NATIONAL HARBOR, Md. — If the U.S. Navy hopes to thwart cyber attackers, the sea service will need industry’s help. Capt. Ann Casey intends to garner as much of this outside help as possible.
“We want the ability to do a more advanced hunt,” Casey said May 6 during an interview at the Navy League’s Sea-Air-Space conference.
As director of information and capability at the Fort Meade, Maryland-based Fleet Cyber Command, Casey intends to find experts attending the show that would help “look inside our own networks at a more advanced level than we currently do.”
Industry hopefully can provide assistance in fostering advances in artificial intelligence (AI) and machine learning (ML), Casey said.
The processes involve “getting a machine to do some computations that can assist users,” Casey said. “Our sensors get a large amount of data. We want machines to parse that data and tell us what’s important.”
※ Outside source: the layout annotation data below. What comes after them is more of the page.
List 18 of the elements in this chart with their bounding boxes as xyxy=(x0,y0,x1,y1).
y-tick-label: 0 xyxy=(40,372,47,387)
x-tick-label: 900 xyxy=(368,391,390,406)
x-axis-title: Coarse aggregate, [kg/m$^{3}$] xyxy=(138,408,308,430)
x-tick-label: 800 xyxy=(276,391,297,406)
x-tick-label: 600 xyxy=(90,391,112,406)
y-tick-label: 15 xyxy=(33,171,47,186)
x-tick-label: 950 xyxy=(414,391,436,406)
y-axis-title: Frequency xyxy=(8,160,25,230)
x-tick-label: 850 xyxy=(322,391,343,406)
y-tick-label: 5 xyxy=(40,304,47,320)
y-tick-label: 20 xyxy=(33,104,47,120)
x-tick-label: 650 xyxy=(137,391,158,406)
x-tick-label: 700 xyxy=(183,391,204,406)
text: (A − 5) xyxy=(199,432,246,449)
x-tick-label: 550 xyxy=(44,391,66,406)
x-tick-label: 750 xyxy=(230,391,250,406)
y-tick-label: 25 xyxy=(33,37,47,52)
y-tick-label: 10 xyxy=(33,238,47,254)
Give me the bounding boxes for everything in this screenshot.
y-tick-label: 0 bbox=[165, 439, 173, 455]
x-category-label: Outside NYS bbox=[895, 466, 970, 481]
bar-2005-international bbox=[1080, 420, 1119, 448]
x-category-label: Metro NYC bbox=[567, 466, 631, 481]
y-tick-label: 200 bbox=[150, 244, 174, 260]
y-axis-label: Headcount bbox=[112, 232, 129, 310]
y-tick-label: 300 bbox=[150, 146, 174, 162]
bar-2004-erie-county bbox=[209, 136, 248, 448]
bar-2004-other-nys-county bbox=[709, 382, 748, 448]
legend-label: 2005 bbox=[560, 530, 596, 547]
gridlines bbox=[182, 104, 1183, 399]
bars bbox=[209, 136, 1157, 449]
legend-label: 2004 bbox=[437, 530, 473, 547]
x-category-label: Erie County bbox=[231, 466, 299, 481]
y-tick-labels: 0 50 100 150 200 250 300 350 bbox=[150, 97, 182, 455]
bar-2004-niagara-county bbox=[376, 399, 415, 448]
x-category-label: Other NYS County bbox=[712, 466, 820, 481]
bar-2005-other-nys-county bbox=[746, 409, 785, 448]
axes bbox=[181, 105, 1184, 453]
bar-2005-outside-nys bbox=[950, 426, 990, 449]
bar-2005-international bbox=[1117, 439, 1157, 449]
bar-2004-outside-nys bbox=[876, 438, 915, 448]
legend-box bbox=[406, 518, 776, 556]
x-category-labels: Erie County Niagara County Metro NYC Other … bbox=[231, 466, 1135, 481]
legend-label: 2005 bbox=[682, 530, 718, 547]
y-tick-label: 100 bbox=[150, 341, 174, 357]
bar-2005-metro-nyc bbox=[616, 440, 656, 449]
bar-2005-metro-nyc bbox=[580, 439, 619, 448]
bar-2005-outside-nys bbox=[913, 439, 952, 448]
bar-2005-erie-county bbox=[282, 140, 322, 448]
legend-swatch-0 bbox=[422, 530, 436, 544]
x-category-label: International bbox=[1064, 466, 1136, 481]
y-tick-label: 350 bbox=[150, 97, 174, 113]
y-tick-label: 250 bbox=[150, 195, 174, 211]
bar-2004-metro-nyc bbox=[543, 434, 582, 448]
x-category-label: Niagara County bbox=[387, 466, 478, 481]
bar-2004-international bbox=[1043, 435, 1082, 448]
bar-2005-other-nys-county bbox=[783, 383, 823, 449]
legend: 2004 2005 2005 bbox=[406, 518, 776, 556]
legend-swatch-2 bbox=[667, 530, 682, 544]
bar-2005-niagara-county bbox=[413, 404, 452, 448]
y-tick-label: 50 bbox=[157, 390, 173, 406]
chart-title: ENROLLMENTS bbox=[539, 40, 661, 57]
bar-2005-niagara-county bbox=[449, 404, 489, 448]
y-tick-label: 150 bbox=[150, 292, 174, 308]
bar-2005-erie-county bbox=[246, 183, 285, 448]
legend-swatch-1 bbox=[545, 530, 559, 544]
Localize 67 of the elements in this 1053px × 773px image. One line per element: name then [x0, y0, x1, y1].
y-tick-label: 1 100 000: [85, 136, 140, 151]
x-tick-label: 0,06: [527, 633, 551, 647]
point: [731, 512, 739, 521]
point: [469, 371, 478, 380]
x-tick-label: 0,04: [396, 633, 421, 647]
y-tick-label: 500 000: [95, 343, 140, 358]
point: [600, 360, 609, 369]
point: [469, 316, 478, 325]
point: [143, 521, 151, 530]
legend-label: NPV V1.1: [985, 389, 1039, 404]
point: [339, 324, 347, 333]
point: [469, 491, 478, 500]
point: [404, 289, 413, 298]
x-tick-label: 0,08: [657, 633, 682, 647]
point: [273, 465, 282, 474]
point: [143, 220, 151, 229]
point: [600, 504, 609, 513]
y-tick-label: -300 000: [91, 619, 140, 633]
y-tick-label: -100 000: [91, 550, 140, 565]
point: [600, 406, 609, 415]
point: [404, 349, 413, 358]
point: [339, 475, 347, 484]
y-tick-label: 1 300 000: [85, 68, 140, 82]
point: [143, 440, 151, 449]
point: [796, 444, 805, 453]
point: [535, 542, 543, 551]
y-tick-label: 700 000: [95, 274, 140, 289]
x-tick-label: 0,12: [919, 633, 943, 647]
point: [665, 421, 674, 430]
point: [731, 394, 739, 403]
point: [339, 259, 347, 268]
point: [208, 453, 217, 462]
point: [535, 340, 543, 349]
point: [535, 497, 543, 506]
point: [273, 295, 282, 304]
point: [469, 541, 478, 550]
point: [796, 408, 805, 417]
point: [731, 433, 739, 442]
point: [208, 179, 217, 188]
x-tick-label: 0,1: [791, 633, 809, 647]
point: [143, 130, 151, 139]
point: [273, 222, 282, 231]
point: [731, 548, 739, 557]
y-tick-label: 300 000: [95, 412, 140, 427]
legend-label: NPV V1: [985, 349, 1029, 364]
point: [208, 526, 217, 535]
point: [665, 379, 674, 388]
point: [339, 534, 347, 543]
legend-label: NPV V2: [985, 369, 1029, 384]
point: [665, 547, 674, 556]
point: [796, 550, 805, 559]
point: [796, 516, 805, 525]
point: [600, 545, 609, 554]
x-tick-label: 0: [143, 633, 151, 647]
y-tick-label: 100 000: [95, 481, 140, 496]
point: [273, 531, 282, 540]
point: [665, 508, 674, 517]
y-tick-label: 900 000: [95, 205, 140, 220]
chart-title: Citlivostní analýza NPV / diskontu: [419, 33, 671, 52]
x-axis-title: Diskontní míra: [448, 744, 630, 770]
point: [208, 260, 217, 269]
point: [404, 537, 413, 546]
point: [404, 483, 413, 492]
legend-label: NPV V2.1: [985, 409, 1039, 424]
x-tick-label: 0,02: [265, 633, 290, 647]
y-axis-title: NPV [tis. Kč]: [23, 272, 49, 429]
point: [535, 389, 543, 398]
Casey’s role is an integral part of a U.S. Defense Department-wide effort, spearheaded by the newly created Joint Artificial Information Center. The effort entails seeking protections for all the Navy’s cyberspace operations, including communications systems. The process involves a bit more than merely stopping hackers, she said.
“If you’re using McAfee or Symantec [on a personal computer], you don’t care who’s hacking you — you just want it to stop,” Casey said.
The Navy, on the other hand, cannot take such a simplistic approach.
“We care about tactics, techniques and procedures — in other words, who’s hacking us,” Casey said. “We’re looking for ways in the future to prevent it.”
Casey’s shop also is part of the effort to conduct offensive cyber operations, should it be ordered to do so. “The best dialogue I can have would be if somebody from industry is presenting a new approach, particularly in cybersecurity,” Casey said. “After having a conversation, I would go back and engage our entire community. On an as-needed basis, we could invite the contractor to come back and speak to us — sometimes in a classified arena.”